Published online by Cambridge University Press: 28 March 2008
THE EARLIEST CONTACTS
The Romans had had state-to-state contacts, both friendly and unfriendly, with Greek communities and kings of the Greek world east of the Adriatic for many generations before the first trans-Adriatic military adventure in 229 B.C. At a different level, Italian traders were no strangers to the opposite coast of the Adriatic, and Greeks had maintained regular contacts with Italy even before the founding of the first permanent colony in Italy at Cumae in the mid eighth century B.C.; the Greeks of the colonial foundations of Italy had long been naval allies (socii navales); many Greek cities of Sicily were since 241 part of the first Roman province. Greek culture, the Greek language, the Greek way of life were thus all familiar to many, above all upper-class, Romans long before serious political engagement on the Balkan peninsula was even contemplated.

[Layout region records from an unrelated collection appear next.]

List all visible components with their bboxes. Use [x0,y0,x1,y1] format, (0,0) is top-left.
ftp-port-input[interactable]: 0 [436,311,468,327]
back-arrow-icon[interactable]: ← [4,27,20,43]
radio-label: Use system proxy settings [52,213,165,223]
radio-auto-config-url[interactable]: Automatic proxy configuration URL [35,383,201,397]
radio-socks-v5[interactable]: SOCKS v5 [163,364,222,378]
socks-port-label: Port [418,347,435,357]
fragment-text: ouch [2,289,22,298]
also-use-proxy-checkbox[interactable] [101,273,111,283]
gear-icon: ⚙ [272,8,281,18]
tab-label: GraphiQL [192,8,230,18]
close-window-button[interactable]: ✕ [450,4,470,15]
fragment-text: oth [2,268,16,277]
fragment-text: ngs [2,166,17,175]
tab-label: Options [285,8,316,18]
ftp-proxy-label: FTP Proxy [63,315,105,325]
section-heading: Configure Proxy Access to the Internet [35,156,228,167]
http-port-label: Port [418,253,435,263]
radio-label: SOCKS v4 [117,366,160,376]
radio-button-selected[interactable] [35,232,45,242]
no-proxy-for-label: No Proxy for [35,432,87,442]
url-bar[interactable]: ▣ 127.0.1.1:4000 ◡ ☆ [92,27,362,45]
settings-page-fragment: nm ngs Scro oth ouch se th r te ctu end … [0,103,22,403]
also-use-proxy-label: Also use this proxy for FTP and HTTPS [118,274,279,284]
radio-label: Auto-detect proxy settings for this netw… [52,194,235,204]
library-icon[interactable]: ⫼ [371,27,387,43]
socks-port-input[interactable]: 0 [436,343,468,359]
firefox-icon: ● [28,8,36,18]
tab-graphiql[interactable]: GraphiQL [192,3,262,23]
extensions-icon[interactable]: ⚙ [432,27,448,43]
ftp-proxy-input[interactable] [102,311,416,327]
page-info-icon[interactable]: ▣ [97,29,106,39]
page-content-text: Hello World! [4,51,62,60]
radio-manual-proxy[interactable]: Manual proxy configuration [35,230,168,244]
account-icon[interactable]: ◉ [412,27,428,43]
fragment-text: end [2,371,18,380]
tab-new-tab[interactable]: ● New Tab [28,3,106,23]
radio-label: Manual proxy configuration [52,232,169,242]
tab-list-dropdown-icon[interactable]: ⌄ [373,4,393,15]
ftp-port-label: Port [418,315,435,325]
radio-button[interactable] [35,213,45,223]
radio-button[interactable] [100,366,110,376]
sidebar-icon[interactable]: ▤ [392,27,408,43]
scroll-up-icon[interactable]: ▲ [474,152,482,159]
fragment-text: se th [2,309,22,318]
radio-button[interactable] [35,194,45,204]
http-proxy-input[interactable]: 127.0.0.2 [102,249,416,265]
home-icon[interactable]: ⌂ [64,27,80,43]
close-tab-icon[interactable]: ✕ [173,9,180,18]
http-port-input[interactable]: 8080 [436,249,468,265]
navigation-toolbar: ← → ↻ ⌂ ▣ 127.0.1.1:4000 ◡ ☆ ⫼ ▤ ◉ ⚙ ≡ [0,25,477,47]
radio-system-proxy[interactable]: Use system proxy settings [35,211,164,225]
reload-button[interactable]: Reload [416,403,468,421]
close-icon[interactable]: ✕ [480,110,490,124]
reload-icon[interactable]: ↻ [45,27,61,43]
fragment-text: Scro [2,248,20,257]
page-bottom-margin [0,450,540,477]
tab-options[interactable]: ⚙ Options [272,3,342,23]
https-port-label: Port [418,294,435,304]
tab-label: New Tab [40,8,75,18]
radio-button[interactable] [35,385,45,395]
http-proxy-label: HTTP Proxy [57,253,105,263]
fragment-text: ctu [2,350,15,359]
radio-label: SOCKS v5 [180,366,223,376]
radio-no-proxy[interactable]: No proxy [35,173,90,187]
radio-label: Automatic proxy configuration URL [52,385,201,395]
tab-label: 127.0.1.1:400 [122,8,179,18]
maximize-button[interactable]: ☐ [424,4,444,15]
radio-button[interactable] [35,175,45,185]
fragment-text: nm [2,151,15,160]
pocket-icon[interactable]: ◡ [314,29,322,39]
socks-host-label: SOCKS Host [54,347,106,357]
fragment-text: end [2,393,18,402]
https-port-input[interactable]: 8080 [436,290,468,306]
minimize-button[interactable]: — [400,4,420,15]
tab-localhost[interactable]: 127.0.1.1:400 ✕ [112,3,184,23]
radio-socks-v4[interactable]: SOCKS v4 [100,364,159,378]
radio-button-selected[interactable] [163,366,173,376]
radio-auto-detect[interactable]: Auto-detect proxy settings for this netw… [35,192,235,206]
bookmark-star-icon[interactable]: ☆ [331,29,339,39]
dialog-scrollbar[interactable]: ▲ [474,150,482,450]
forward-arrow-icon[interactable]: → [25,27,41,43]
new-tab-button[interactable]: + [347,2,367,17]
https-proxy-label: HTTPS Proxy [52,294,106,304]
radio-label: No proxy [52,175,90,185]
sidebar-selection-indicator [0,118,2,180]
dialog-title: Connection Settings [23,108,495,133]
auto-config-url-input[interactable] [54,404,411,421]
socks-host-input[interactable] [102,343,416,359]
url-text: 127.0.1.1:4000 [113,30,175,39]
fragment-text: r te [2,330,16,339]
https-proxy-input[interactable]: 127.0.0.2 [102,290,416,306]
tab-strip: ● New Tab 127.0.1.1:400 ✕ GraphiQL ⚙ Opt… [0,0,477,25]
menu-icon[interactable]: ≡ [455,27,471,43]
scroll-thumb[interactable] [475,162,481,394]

One must nevertheless beware of overemphasizing the nature and intensity of the earliest contacts with the eastern Greeks. Before 229 there was no Greek state east of Italy with which Rome had a contact which was more intense than amicitia – and amicitia was a global term for relationships which extended from the level of polite and distant friendliness to something approaching a recognition of common interests, in which case the relationship might conceivably be defined by a treaty. Amicitia could mean much or little; but for the eastern Greeks before 229 it meant without exception little.
At the religious and cultural level Rome was not above making a dedication in the Greek shrine at Delphi in 394, after her success at Veii. The dedication was made in the treasury of Massilia, which later claimed to have maintained a friendship with Rome since the Phocaean settlers put in at the mouth of the Tiber on their way to Massilia in the early sixth century.